王太子殿下をはじめ五人の男性に取り合われた女性として、好奇の視線を浴びた私は一、二もなく逃げ帰った。
この私が、ご馳走を目の前に逃げ出したのだ。
どんな状況であったのか、察してほしい。
後日、やり過ぎたとルクト殿下から謝罪の手紙がきたけど、あれほどの騒ぎになって城に上がるわけがない。
王太子殿下の部下もお城の料理人の職も丁重に辞退した私は『食材研究員』という役職をいただき、極たまーにオリュゾンの発展に貢献しながら日々を過ごしている。
二度寝はできそうもないし、起きようかな……。
三年前のトラウマを夢に見た所為で、折角のお休みなのに目が冴えてしまった。
いまだ動き続ける腕時計によれば、現在時刻は朝の七時。
地球に居た頃は休みの日なんて昼過ぎまで寝ていたのに、すっかり規則正しい生活が身に付いてしまった。
――チュンチュン、ピーピピ、コケッコー。
健康的な体を感慨深く思いながら、小鳥達や鶏の鳴き声をビージーエムにカーテン代わりの布を開け放つ。

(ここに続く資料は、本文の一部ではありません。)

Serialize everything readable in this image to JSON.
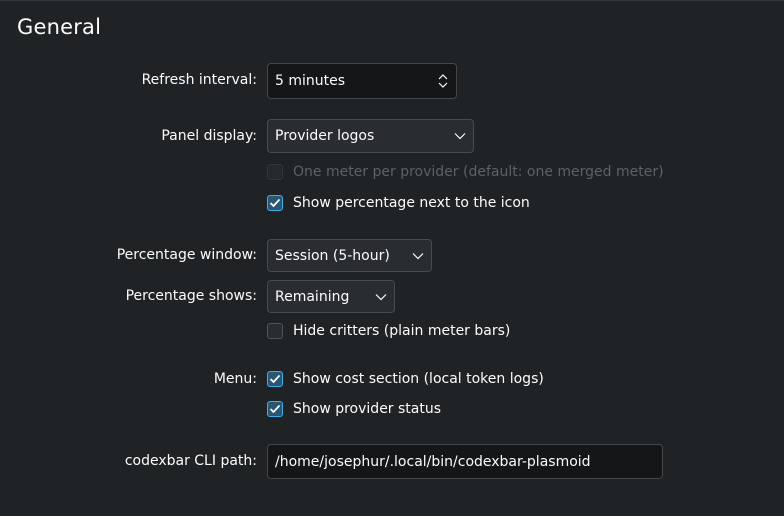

眩しい光に目を細めつつ空を見上げれば、綿あめみたいな白い雲とオーロラが揺らめく青い空が一面に広がっていた。
「…………は?」
この世界に落ちた時に見たのと同じ幻想的な空に、間抜けな声が漏れる。
これは一体何事なのか。
驚きを上回る混乱に、ただボーと空を見つめる。
数分か十数分か。
どれほどの時間が経ったのかはわからないが、消えることなく青空を彩る女神様のベールに呆けること、しばし。
コンコンコンと丁寧に叩かれた戸に、ハッと我に返る。
そして。
「――朝早くから失礼いたします。伊藤勇人と申す者ですが、田中真理さんはご在宅でしょうか?」
懐かしい抑揚で私の名を紡ぐ声を、聞いたのだった。